Nearly Half of All Websites Are Using Unicode
Google published a graph 18 months ago which predicted this trend, showing that Unicode had exceeded all other encodings of text on the web at that time. Since then, the growth of the use of Unicode has been even more pronounced. Google's own internal use of Unicode involves converting any other character encoding to Unicode first for processing, and they do this for all the text that they search. This makes it easier to process the web pages that they index from around the globe, which use many different languages, all of which Unicode is able to handle.
The ISO-8859-1 character set, known as the ISO 8859 standard, is the default character set used by most web browsers--the first 128 characters is the original ASCII character-set which includes the numbers zero through nine, the uppercase and lowercase English alphabet, and some special characters, while the rest contains the characters used in Western European countries along with some commonly used special characters.

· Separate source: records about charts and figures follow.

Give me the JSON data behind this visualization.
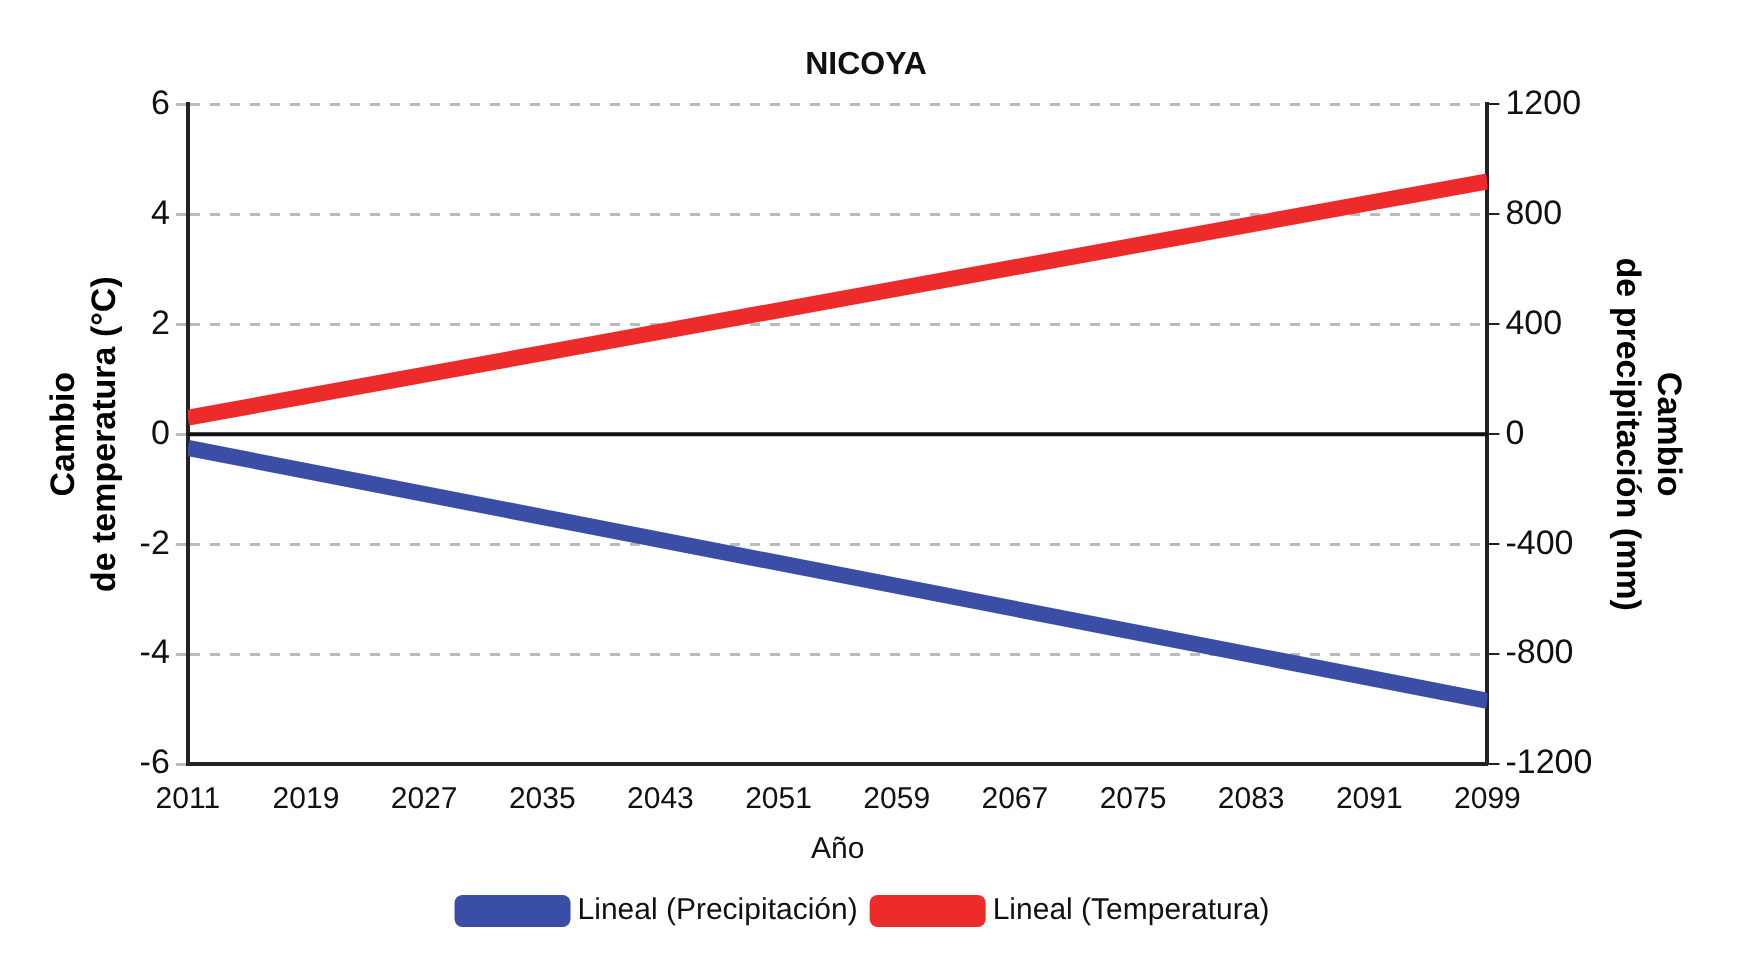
{
  "chart_data": {
    "type": "line",
    "title": "NICOYA",
    "xlabel": "Año",
    "ylabel": "Cambio de temperatura (°C)",
    "y2label": "Cambio de precipitación (mm)",
    "x": [
      2011,
      2099
    ],
    "xlim": [
      2011,
      2099
    ],
    "xticks": [
      2011,
      2019,
      2027,
      2035,
      2043,
      2051,
      2059,
      2067,
      2075,
      2083,
      2091,
      2099
    ],
    "ylim": [
      -6,
      6
    ],
    "yticks": [
      -6,
      -4,
      -2,
      0,
      2,
      4,
      6
    ],
    "y2lim": [
      -1200,
      1200
    ],
    "y2ticks": [
      -1200,
      -800,
      -400,
      0,
      400,
      800,
      1200
    ],
    "grid": "y",
    "ref_lines": [
      {
        "axis": "y",
        "value": 0,
        "color": "#111111"
      }
    ],
    "legend": "bottom",
    "marker": "none",
    "line_style": "solid",
    "series": [
      {
        "name": "Lineal (Precipitación)",
        "color": "#3a4ea6",
        "axis": "y2",
        "values": [
          -50,
          -970
        ]
      },
      {
        "name": "Lineal (Temperatura)",
        "color": "#ee2b2b",
        "axis": "y",
        "values": [
          0.3,
          4.6
        ]
      }
    ]
  }
}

Unicode was created to overcome the limitations of the ISO 8859 standard, which is of special importance given the global nature of the internet.
Google uses the latest version of Unicode, version 5.2, which added over 6,600 new characters to the character set, even including esoteric characters such as Egyptian Hieroglyphs, along with many others for more widely-used languages. In their blog, Google writes that "We're constantly improving our handling of existing characters. For example, the characters 'fi' can either be represented as two characters ('f' and 'i'), or a special display form '?'. A Google search for [financials] or [office] used to not see these as equivalent to the software they would just look like *nancials and of*ce. There are thousands of characters like this, and they occur in surprisingly many pages on the web, especially generated PDF documents."